Depuis plusieurs années, Développement et Paix demande la création d’un mécanisme légal d’ombudsman indépendant pour l’industrie extractive canadienne afin d’enquêter sur les plaintes déposées par les populations des pays du Sud affectées par les opérations d’entreprises canadiennes.

Deux rencontres internationales sur la question minière ont eu lieu cet été. En effet, du 17 au 19 juillet, se tenait au Vatican, une rencontre sur le thème « Unis à Dieu nous entendons un cri » organisée conjointement par le Conseil pontifical justice et paix, en collaboration avec le réseau latino-américain Iglesias y Minería.  Cette rencontre a réuni des communautés, de partout dans le monde, victimes de l’exploitation minière. Ces personnes se sont retrouvées pour témoigner, s’encourager et chercher ensemble des solutions face aux impacts de ces activités.

Suite à cette rencontre, les participantes et participants ont rédigé une lettre ouverte dans laquelle ils affirment que « dans nos réflexions sur la doctrine sociale de l’Église, nous, les participants, sommes arrivés à cette conclusion : l’Église ne peut être uniquement un médiateur neutre entre les communautés et les entreprises ». Cette prise de position s’inspire de l’encyclique du pape François, Laudato Si, selon qui « dans les conditions actuelles de la société mondiale, où il y a tant d’inégalités et où sont toujours plus nombreuses les personnes marginalisées, privées des droits humains fondamentaux, le principe du bien commun devient immédiatement, comme conséquence logique et inéluctable, un appel à la solidarité et à une option préférentielle pour les plus pauvres » (LS 158).

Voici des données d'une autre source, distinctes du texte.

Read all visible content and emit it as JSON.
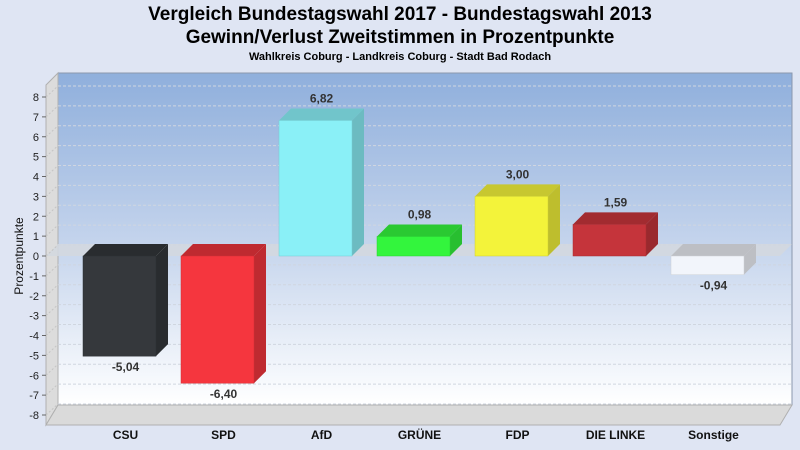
{
  "chart_data": {
    "type": "bar",
    "title": "Vergleich Bundestagswahl 2017 - Bundestagswahl 2013",
    "subtitle": "Gewinn/Verlust Zweitstimmen in Prozentpunkte",
    "subsubtitle": "Wahlkreis Coburg - Landkreis Coburg - Stadt Bad Rodach",
    "xlabel": "",
    "ylabel": "Prozentpunkte",
    "ylim": [
      -8,
      8
    ],
    "yticks": [
      8,
      7,
      6,
      5,
      4,
      3,
      2,
      1,
      0,
      -1,
      -2,
      -3,
      -4,
      -5,
      -6,
      -7,
      -8
    ],
    "grid": true,
    "categories": [
      "CSU",
      "SPD",
      "AfD",
      "GRÜNE",
      "FDP",
      "DIE LINKE",
      "Sonstige"
    ],
    "values": [
      -5.04,
      -6.4,
      6.82,
      0.98,
      3.0,
      1.59,
      -0.94
    ],
    "value_labels": [
      "-5,04",
      "-6,40",
      "6,82",
      "0,98",
      "3,00",
      "1,59",
      "-0,94"
    ],
    "colors": [
      "#35383c",
      "#f5363e",
      "#8af0f7",
      "#33f53d",
      "#f3f33a",
      "#c5343b",
      "#f2f5fb"
    ]
  }
}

Cet appel à l’action a reçu un écho favorable lors de la « Conférence internationale des peuples affectés par les activités minières », qui s’est tenue à Manille, aux Philippines, en juillet dernier. Cette conférence a réuni des personnes directement affectées par les activités minières de même que des organisations et individus préoccupés par ces activités. Dans la déclaration finale, signée par plus d’une centaine d’individus et d’organisations provenant de 29 pays, les participantes et participants affirment être « unis par le désir commun de travailler ensemble à la construction d’un monde libéré des effets destructeurs des activités minières des grandes corporations qui sont guidés par le profit. »

Dans le cadre de la campagne électorale fédérale qui bat actuellement son plein, vous pouvez appuyer les demandes des communautés affectées en faisant entendre votre voix sur les enjeux miniers et les injustices qui en découlent. Vous pouvez le faire en vous inspirant de l’initiative mise en place par le Mining injustice solidarity Network.

Afin que les enjeux miniers soient pris au sérieux, il est essentiel de faire connaître nos préoccupations aux chefs politiques. Faisons-le en grand nombre!